Okay, off my soap box. These are EXTREMELY EASY TO MAKE! I promise you. There are only 4 ingredients! Yes, you read that correctly. :) And yes, you can totally make these! Get out your food processor and these ingredients, and go for it!
I got the recipe from The Wanna Be Chef. Just click the link to see her version. I made mine without the salt. Here is what I did:
HOMEMADE PEANUT BUTTER CHOCOLATE CHIP LARABARS
makes about 6 bars
1 cup pitted dates (I used Sun Dates)
1/2 cup peanuts (I used Planters dry roasted peanuts)
2 T creamy peanut butter (I used Natural Jif Creamy)
1/3 cup miniature chocolate chips (I used Ghiardelli)
- Place dates and peanuts into a food processor and process until it starts to form a paste.
- Add peanut butter and process until a "dough" starts to form.
- Add miniature chips and pulse (just enough to combine).

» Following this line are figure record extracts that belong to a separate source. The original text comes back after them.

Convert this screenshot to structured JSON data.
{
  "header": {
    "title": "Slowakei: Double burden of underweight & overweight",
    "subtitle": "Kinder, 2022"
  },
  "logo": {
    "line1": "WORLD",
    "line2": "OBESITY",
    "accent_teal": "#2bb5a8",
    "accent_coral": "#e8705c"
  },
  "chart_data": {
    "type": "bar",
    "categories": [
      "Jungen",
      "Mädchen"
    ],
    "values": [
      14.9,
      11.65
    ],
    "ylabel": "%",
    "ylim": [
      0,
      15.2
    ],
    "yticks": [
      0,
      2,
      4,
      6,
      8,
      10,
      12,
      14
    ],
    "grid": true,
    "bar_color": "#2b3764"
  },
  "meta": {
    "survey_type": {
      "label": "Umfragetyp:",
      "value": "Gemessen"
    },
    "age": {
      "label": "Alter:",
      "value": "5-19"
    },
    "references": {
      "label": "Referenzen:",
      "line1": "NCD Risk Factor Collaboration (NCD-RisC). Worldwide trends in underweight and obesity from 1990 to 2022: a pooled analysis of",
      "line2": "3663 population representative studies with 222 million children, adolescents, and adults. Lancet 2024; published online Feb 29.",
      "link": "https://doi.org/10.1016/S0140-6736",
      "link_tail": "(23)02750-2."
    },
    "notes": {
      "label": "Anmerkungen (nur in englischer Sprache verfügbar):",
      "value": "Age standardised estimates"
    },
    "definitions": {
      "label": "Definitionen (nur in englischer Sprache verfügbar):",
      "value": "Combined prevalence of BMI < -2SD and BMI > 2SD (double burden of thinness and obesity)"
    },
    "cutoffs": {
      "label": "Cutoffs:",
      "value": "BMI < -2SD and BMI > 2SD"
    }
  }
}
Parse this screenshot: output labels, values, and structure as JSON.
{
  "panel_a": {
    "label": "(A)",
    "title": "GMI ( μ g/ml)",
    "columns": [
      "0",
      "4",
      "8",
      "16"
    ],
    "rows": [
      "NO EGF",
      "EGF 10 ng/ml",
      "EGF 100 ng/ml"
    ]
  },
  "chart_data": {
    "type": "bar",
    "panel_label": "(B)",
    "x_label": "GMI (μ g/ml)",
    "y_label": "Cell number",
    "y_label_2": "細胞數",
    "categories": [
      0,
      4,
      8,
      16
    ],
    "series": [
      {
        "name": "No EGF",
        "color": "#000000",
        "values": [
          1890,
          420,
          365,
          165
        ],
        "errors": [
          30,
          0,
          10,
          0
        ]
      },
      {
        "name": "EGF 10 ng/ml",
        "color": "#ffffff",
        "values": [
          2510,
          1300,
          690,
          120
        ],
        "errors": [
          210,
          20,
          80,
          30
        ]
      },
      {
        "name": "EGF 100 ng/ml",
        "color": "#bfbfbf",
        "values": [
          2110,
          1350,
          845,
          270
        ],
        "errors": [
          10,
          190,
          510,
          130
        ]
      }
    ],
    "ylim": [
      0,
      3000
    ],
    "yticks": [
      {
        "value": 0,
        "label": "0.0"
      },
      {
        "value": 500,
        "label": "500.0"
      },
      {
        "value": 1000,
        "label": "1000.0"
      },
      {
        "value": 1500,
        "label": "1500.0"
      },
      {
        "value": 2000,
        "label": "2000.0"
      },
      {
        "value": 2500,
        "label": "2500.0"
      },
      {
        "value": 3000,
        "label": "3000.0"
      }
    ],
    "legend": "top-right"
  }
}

- Line a loaf pan with parchment paper, with overhang on each side. Add ingredients and spread out into loaf pan. Fold parchment side over mixture and place another loaf pan on top to press into bars.
- Refrigerate until bars hold together (1-2 hours per other recipes). I put mine into the freezer for 30 minutes and they held together.
- Remove from pan with overhang from the parchment and slice into bars.
- Wrap in parchment or plastic wrap and store in the refrigerator.
I stored mine like this with a lid and put them in the fridge. You can store them in an airtight container in the pantry too, but if you've had a Larabar you know they can get sticky if too warm. Give it a try. You won't be disappointed. And you save a TON of money doing it yourself!